The cheerers were silent with dismay when the first heat ended. Soon after Miss Great Lakes II conked out for good with a cracked gear box, Slo-mo IV lost a propeller and also dropped out. On the sixth 3-mile lap, Slo-mo V Driver Lou Fageol knew his boat was a goner: water spewing ominously from the exhaust meant that a cylinder had blown. Detroit's Miss Pepsi won the heat at a speed of 101.0242 m.p.h. in the fastest boat race of all time.*
In the pits, while mechanics hastily switched a propeller to Slo-mo IV from her sister boat, one grease-monkey advised handsome Slo-mo IV Driver Stanley (Dollar Steamship Line) Dollar: "Remember, the lead is everything." Dollar roared out to challenge Miss Pepsi for the front spot. Suddenly the trailing Such Crust IV, a carbon copy of the Slo-mos, exploded in a flash of brilliant orange flame. A Coast Guardsman dived in and rescued her driver, "Wild Bill" Cantrell, who was severely burned.
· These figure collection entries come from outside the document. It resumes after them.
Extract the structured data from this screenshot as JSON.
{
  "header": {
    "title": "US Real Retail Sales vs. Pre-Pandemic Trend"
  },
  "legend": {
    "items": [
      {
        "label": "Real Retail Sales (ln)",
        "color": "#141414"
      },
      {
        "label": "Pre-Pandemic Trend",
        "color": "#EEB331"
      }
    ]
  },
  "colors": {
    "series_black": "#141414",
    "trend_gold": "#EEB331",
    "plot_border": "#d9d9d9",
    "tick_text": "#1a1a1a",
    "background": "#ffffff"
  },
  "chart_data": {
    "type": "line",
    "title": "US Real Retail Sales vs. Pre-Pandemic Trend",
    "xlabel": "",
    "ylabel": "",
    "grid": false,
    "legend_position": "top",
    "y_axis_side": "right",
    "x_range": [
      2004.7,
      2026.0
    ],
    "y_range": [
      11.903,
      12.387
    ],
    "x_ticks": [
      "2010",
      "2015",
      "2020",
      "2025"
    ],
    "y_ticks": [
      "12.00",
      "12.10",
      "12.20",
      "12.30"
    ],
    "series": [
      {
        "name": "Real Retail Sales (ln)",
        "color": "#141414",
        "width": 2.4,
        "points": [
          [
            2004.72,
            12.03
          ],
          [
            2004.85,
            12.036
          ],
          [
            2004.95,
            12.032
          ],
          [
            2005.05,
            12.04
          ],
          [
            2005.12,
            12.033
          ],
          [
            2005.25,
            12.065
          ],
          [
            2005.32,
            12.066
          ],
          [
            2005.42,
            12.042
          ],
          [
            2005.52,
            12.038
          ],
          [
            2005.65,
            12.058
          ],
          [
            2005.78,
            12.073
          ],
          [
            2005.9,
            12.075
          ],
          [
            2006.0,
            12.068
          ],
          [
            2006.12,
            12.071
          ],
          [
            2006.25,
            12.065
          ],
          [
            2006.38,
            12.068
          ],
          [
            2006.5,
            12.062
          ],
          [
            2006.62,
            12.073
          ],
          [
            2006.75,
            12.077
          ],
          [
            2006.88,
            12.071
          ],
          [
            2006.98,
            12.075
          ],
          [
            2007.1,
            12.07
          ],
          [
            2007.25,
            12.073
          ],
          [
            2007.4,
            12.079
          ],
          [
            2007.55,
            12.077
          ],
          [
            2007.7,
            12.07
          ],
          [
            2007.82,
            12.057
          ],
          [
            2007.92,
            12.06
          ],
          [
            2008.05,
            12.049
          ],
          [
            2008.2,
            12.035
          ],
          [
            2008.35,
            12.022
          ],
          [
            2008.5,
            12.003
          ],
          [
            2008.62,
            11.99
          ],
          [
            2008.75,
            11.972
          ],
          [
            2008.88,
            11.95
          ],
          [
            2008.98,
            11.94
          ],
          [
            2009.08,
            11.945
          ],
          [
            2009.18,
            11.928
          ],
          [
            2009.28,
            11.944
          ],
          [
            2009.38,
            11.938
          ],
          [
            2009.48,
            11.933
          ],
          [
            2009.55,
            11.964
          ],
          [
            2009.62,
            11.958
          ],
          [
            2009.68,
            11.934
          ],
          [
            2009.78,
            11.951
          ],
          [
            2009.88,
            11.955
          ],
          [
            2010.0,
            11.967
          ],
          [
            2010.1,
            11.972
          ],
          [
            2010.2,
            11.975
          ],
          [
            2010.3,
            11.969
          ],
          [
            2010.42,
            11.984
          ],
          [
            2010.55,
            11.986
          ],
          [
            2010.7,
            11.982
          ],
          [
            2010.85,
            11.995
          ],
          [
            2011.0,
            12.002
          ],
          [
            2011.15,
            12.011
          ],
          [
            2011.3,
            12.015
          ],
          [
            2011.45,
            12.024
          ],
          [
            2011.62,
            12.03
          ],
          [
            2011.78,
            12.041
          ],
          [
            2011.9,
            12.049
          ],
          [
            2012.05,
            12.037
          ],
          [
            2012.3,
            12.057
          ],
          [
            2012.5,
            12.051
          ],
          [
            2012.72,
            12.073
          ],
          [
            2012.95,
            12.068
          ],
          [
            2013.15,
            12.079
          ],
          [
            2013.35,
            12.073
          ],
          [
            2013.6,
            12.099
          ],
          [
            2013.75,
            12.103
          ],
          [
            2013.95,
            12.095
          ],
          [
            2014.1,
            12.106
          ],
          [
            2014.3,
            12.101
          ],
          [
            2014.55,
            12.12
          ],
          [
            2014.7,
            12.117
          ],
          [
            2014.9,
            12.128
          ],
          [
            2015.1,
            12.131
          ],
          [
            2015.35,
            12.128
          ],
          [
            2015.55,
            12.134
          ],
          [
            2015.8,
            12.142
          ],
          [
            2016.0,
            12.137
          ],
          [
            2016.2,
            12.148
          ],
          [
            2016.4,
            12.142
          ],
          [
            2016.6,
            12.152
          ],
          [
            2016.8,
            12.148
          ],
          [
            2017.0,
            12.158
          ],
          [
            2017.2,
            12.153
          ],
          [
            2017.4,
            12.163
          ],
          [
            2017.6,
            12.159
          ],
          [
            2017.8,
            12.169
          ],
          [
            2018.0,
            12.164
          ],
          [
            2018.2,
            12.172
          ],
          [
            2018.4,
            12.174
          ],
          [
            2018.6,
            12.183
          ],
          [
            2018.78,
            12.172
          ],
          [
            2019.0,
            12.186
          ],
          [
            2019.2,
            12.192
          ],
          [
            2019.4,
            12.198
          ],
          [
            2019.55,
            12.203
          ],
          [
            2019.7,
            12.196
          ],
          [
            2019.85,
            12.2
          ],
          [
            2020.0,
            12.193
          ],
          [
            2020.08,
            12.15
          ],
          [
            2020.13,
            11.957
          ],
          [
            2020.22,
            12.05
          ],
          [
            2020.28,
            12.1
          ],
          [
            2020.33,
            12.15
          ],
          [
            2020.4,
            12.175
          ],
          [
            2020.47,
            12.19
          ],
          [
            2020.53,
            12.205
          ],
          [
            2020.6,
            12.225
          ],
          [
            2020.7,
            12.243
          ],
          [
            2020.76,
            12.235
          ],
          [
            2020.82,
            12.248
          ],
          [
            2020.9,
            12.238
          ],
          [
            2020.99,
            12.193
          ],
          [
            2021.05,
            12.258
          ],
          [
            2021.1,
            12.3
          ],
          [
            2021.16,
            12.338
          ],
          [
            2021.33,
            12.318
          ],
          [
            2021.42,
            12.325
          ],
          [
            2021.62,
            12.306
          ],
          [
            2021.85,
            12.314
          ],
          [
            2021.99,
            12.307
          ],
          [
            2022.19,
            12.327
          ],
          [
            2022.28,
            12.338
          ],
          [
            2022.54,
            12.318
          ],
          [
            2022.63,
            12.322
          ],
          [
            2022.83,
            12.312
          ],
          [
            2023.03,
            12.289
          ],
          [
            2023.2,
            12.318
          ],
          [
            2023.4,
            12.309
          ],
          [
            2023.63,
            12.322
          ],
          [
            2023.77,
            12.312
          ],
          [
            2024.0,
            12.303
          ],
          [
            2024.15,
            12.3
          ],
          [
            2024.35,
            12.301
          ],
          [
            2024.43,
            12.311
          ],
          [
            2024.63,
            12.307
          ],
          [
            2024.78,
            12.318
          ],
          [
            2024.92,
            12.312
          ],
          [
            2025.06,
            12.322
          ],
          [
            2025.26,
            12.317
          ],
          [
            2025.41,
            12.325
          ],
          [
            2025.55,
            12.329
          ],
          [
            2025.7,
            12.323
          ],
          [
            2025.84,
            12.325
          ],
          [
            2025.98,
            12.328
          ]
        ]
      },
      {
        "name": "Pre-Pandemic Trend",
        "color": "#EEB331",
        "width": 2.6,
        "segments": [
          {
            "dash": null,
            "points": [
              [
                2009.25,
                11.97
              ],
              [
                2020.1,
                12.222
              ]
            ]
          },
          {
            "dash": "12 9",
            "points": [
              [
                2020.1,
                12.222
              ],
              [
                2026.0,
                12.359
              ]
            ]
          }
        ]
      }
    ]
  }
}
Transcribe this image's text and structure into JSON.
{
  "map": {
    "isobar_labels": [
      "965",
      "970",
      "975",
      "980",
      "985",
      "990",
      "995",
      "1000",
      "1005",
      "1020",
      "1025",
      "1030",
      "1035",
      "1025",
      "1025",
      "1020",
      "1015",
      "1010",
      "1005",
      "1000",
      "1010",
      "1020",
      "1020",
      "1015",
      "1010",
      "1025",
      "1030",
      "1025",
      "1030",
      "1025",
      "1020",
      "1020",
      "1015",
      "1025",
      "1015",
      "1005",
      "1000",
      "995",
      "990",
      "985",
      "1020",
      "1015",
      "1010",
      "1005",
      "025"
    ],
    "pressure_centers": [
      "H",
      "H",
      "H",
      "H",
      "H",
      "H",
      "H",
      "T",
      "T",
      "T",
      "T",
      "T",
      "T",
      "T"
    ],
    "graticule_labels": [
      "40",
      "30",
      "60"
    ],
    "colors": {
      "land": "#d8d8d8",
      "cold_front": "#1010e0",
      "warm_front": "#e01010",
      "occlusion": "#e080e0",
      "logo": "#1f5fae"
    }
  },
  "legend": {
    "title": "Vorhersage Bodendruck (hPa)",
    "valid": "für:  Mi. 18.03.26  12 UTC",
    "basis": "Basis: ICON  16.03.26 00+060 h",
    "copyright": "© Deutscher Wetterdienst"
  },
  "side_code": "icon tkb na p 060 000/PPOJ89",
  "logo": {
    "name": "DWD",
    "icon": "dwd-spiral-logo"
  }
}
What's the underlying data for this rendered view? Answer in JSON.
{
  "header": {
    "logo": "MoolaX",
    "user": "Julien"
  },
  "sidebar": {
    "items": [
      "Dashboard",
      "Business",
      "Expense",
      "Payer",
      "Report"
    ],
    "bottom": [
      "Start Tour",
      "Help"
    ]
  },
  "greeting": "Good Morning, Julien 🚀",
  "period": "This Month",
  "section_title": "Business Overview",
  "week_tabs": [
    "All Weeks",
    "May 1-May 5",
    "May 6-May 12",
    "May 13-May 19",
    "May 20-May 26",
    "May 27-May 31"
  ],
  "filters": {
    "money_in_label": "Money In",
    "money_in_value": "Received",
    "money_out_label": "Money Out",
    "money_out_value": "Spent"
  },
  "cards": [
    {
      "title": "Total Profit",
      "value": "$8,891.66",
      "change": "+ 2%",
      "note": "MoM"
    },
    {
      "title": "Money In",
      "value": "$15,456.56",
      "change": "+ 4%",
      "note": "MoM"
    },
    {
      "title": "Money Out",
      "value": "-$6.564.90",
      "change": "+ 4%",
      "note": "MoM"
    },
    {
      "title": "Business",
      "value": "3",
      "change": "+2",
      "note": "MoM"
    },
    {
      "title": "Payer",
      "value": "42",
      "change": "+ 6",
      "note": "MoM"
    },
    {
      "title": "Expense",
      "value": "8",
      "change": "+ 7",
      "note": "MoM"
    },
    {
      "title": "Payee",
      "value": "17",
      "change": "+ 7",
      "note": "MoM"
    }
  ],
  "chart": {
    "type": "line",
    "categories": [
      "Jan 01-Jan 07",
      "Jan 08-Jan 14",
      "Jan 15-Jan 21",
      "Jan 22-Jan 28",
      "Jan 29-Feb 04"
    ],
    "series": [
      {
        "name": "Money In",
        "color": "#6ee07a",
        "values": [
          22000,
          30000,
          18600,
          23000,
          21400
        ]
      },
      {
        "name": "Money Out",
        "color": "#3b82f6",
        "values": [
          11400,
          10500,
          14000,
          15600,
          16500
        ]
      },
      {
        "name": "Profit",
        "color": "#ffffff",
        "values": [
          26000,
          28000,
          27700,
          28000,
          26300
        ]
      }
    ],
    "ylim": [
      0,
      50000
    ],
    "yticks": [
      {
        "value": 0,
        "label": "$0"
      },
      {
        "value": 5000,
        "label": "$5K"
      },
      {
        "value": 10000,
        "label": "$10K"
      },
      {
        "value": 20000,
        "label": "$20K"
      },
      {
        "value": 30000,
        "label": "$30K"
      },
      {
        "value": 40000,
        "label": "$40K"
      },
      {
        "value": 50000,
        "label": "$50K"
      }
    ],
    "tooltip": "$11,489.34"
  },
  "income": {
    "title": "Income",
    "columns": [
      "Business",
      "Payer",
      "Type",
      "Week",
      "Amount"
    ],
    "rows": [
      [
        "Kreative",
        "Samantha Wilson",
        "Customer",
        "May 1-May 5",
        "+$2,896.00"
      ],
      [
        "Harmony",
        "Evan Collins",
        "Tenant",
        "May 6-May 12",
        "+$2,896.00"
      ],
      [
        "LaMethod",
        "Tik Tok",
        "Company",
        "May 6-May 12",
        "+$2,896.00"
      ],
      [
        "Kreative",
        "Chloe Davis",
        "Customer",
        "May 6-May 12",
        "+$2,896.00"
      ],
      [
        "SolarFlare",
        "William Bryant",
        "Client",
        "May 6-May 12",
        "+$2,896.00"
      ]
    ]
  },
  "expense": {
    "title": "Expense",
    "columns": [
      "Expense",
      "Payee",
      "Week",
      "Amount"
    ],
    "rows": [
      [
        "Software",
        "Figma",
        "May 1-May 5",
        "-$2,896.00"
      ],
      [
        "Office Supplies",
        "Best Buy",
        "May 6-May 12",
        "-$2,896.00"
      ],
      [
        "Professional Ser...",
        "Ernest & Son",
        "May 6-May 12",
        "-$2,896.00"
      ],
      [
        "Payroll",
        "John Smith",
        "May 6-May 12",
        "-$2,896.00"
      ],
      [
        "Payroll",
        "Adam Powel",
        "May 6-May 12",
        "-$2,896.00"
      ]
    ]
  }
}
Then Miss Pepsi, by now the hot favorite and in a slim lead, went dead in the water with a hopelessly broken gear box. Dollar finished the second heat all by himself.
In the final test he had to beat only Los Angeles' super-streamlined Hurricane IV, whose engine had not been started in time to begin the second heat. As the two boats churned around the course, Hurricane IV's engine balked again and quit. In the face of such universal bad luck, Stanley Dollar carefully crept (heat speed: 84.35 m.p.h.) through the last seven laps alone, prayerfully "counted every lap." If Slo-mo IV had fallen out, Miss Pepsi would have been the winner by default. But Dollar's hydroplane held up: the surviving boat won the Gold Cup.
* The first time in boat-racing history that two boats (the other Hurricane IV) averaged more than 100 m.p.h. over five laps of a standard course.